Yesterday, after routinely installing updates on one of our database servers (Windows Server 2016 running SQL Server), we faced an extremely high disk usage by the Windows Update service and its lieutenants - "TiWorker.exe" and the like. The high load didn't stop after 1 hour, 2 hours, 5 hours... 12 hours... 24 hours... So here are the steps we took to resolve it.

1. Diagnosing

If your cloud server is sluggish, but the CPU and memory load look normal, you're probably facing a disk bottleneck. Cloud disks are slow. In AWS for example, once a disk drains all its "burst credits" it becomes really slow.

How do you tell which process is eating all the I/O? A simple way is to go to Task Manager - Details - Right-click the column headerts - Select Columns - Add "I/O read bytes" and "I/O write bytes".

If you see the "svchost" process among the top I/O consumers - it means the load is caused by some system service running behind this process. To discover the actual service hiding behind it click "Go to services"

The "services" tab will highlight the services using that PID:

This is how we discovered it was Windows Update that bashed our disks. You can further use Procmon from Sysinternals to discover which files are being accessed (filtering the output by svchost's PID) but if it's been going on for hours I bet it's probably reading/writing to the "SoftwareDistribution" folder.

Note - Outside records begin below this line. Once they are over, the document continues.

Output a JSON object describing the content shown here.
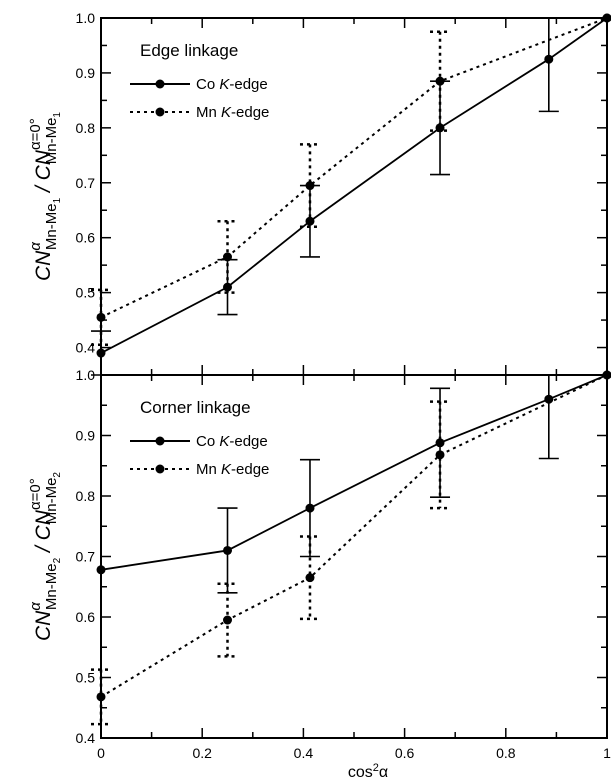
{
  "chart_data": [
    {
      "type": "line",
      "title": "Edge linkage",
      "ylabel": {
        "parts": [
          "CN",
          "α",
          "Mn-Me",
          "1",
          " / CN",
          "α=0°",
          "Mn-Me",
          "1"
        ]
      },
      "ylim": [
        0.35,
        1.0
      ],
      "yticks": [
        "0.4",
        "0.5",
        "0.6",
        "0.7",
        "0.8",
        "0.9",
        "1.0"
      ],
      "xlim": [
        0,
        1
      ],
      "legend_position": "top-left",
      "series": [
        {
          "name_parts": [
            "Co ",
            "K",
            "-edge"
          ],
          "style": "solid",
          "x": [
            0,
            0.25,
            0.413,
            0.67,
            0.885,
            1
          ],
          "y": [
            0.39,
            0.51,
            0.63,
            0.8,
            0.925,
            1.0
          ],
          "err": [
            0.04,
            0.05,
            0.065,
            0.085,
            0.095,
            0
          ]
        },
        {
          "name_parts": [
            "Mn ",
            "K",
            "-edge"
          ],
          "style": "dotted",
          "x": [
            0,
            0.25,
            0.413,
            0.67,
            1
          ],
          "y": [
            0.455,
            0.565,
            0.695,
            0.885,
            1.0
          ],
          "err": [
            0.05,
            0.065,
            0.075,
            0.09,
            0
          ]
        }
      ]
    },
    {
      "type": "line",
      "title": "Corner linkage",
      "ylabel": {
        "parts": [
          "CN",
          "α",
          "Mn-Me",
          "2",
          " / CN",
          "α=0°",
          "Mn-Me",
          "2"
        ]
      },
      "ylim": [
        0.4,
        1.0
      ],
      "yticks": [
        "0.4",
        "0.5",
        "0.6",
        "0.7",
        "0.8",
        "0.9",
        "1.0"
      ],
      "xlim": [
        0,
        1
      ],
      "xlabel_parts": [
        "cos",
        "2",
        "α"
      ],
      "xticks": [
        "0",
        "0.2",
        "0.4",
        "0.6",
        "0.8",
        "1"
      ],
      "legend_position": "top-left",
      "series": [
        {
          "name_parts": [
            "Co ",
            "K",
            "-edge"
          ],
          "style": "solid",
          "x": [
            0,
            0.25,
            0.413,
            0.67,
            0.885,
            1
          ],
          "y": [
            0.678,
            0.71,
            0.78,
            0.888,
            0.96,
            1.0
          ],
          "err": [
            0,
            0.07,
            0.08,
            0.09,
            0.098,
            0
          ]
        },
        {
          "name_parts": [
            "Mn ",
            "K",
            "-edge"
          ],
          "style": "dotted",
          "x": [
            0,
            0.25,
            0.413,
            0.67,
            1
          ],
          "y": [
            0.468,
            0.595,
            0.665,
            0.868,
            1.0
          ],
          "err": [
            0.045,
            0.06,
            0.068,
            0.088,
            0
          ]
        }
      ]
    }
  ]
}
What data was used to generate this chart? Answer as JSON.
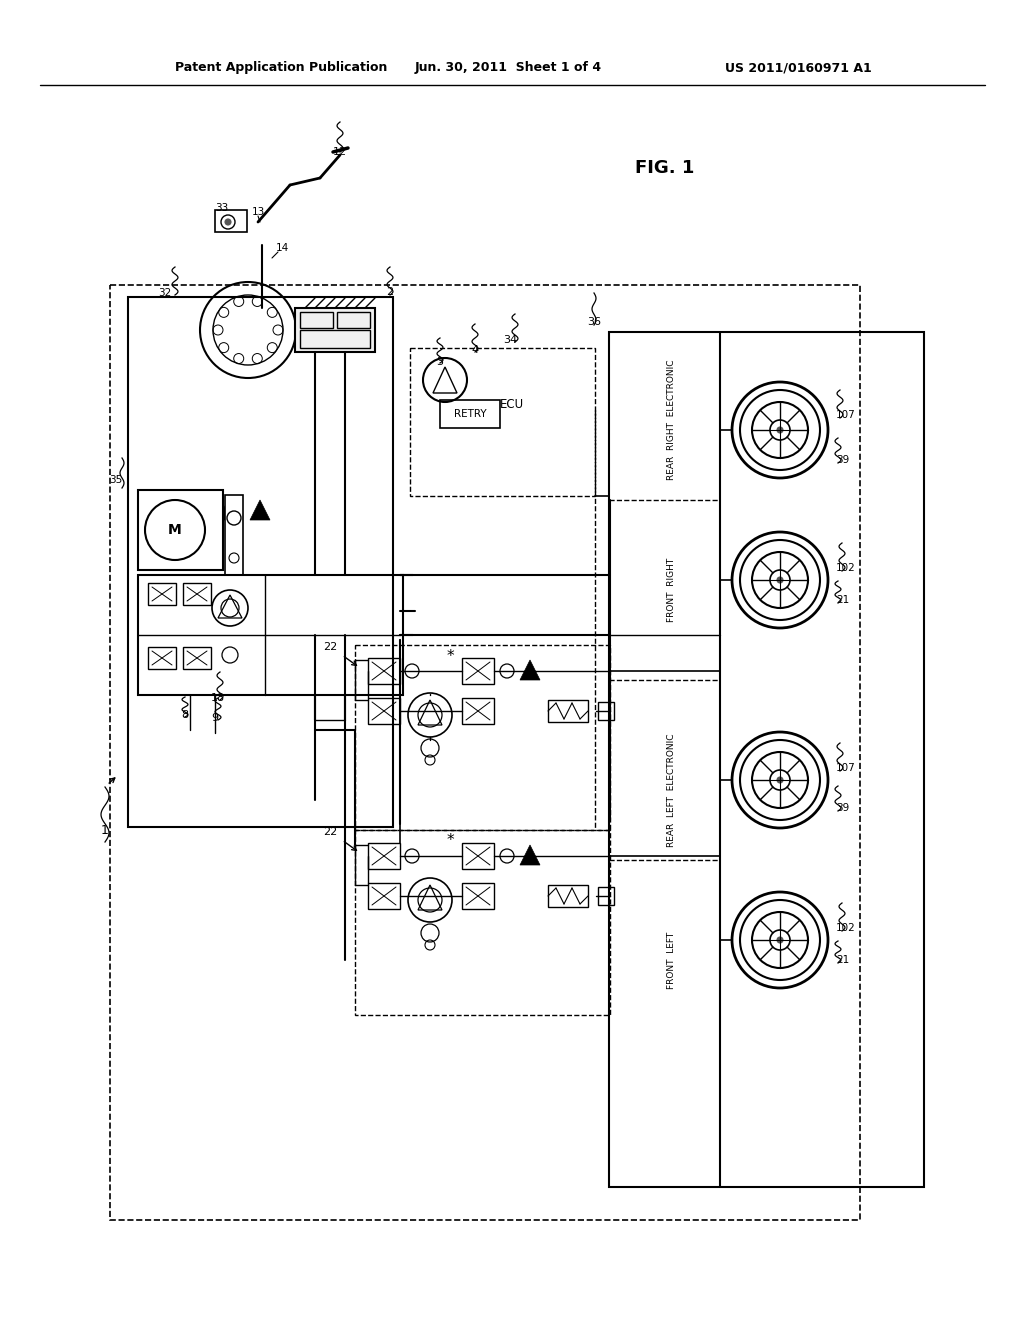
{
  "bg_color": "#ffffff",
  "header_left": "Patent Application Publication",
  "header_center": "Jun. 30, 2011  Sheet 1 of 4",
  "header_right": "US 2011/0160971 A1",
  "fig_label": "FIG. 1"
}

Even after we temporarily upgraded our Amazon EBS disk drive to a super-fast PIO disk (thanks to Amazon's new feature that allows modifying drives on-the-fly!) the load still continued. It just started taking more CPU now, that has previously been "throttled" naturally.

2. Solution

The problem is probably caused by some corrupted downloaded files in the "SoftwareDistribution" folder, which is where Windows Update puts all the downloaded stuff.

First, stop the Windows Update service (can take a while):

Then rename the C:\Windows\SoftwareDistribution\ folder to SoftwareDistribution.old (don't worry the folder will be recreated after you restart the service.

Restart the service and enjoy the disk load falling back to normal:

Wait for your next outage window and re-check the updates. After that you can delete the ".old" directory.